Unwilling to face the night so soon, and lost in thought, Morrison stared blankly at the scrolls hanging on either side of the empty stage. Once the play is done, the tragedy, the comedy, the fallings-apart and comings-together all vanish like a dream. Eventually he stood. Pulling his collar up and stuffing his hands deep into his pockets, he began the walk home. Fresh snow fell, creating a new landscape of jade and silver, covering up his footsteps.

  In Which, By Way of Afterword, We Note That

  It Is True That…

  With half a million combatants on either side, the Russo-Japanese War escalated into the largest-scale conflict the world had ever seen. Despite the initial efforts of the Japanese to restrict access to the front, it also become the most widely reported war in history to that point.

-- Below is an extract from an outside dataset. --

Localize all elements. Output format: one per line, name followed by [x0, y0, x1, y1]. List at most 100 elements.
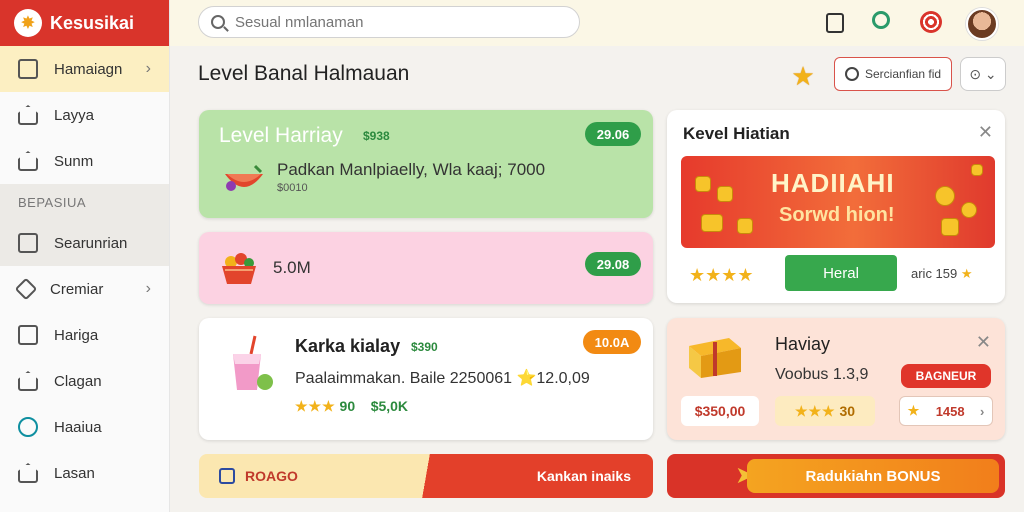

In fact, as James once wrote to Morrison, some Japanese generals grew so fond of the coverage that they would delay the start of a battle if the correspondents had not yet arrived. Almost no one ever referred to it any more as Morrison’s War.

  Port Arthur fell to the Japanese on 2 January 1905. The war itself didn’t conclude until September that year, with the signing of the Treaty of Portsmouth. Morrison travelled to New Hampshire for the negotiations and US President Theodore Roosevelt won a Nobel Prize for his role in mediating the peace. By then, each side had suffered hundreds of thousands of casualties. The fighting flattened more than two hundred Chinese villages and left nearly three thousand hectares of fields trampled. Thousands of Chinese perished and countless others lost their homes and livelihoods.